The Memory Group By step groups rows in memory from a source step. The resulting rows are grouped based on a specified field or collection of fields. A new row is generated for each group. This step differs from the Group By step by processing all rows in memory, and is designed to handle non-sorted input. If the number of rows you want to group is too large to fit into memory, you must use a combination of the Sort Rows and Group By steps.

General

Enter the information in the transformation step name field as shown in the following table:

Option Definition
Step Name Specifiy the unique name of the Memory Group by step on the canvas. You can customize the name or leave it as the default.
Always give back a result row Select to return a result row, even when there is no input row.  If no input rows exist, this option returns a count of zero (0).

 

PDI_Memory_Group_By_dlg.png

The Fields that Make up the Group Table

Use this table to specify the fields you want to group. Click Get Fields to add all fields from the PDI input stream. Right-click a row in the table to edit that single row or all rows in the table. 

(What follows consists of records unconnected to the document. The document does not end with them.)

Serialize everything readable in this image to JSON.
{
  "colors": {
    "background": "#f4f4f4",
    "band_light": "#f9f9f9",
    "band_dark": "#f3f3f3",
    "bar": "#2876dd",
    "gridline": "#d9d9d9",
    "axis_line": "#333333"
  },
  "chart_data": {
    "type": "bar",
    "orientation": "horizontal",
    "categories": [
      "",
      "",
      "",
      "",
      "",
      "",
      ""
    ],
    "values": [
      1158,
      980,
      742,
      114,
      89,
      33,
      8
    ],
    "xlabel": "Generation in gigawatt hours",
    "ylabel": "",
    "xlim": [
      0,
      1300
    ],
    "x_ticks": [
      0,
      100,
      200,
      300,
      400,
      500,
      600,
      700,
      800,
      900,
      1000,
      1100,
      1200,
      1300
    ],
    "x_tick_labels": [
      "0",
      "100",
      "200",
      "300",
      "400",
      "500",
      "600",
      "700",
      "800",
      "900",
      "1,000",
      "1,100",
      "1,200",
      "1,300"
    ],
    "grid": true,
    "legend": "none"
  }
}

Leave this table blank to calculate aggregate functions over the entire dataset.

Aggregates Table 

Use this table to specify the group you want to aggregate, the aggregation method, and the name of the resulting new field. Click Get lookup fields to specify the fields to include in a group. See the Group by step for more details.

Column Description
Name The name of the aggregate field.
Subject The subject on which you want to use an aggregation method.
Type

The type of aggregation method for grouping the rows. The following methods are available:

  • Sum
  • Average (Mean)
  • Median
  • Percentile
  • Minimum
  • Maximum
  • Number of values (N)
  • Concatenate strings separated by , (comma)
  • First non-null value
  • Last non-null value
  • First value (including null)
  • Last value (including null)
  • Standard deviation
  • Concatenate strings that are separated by the character specified in the Value column
  • Number of distinct values 
  • Number of rows (without field argument).
Value The aggregate value.

Metadata Injection Support

All fields of this step support metadata injection. You can use this step with ETL Metadata Injection to pass metadata to your transformation at runtime.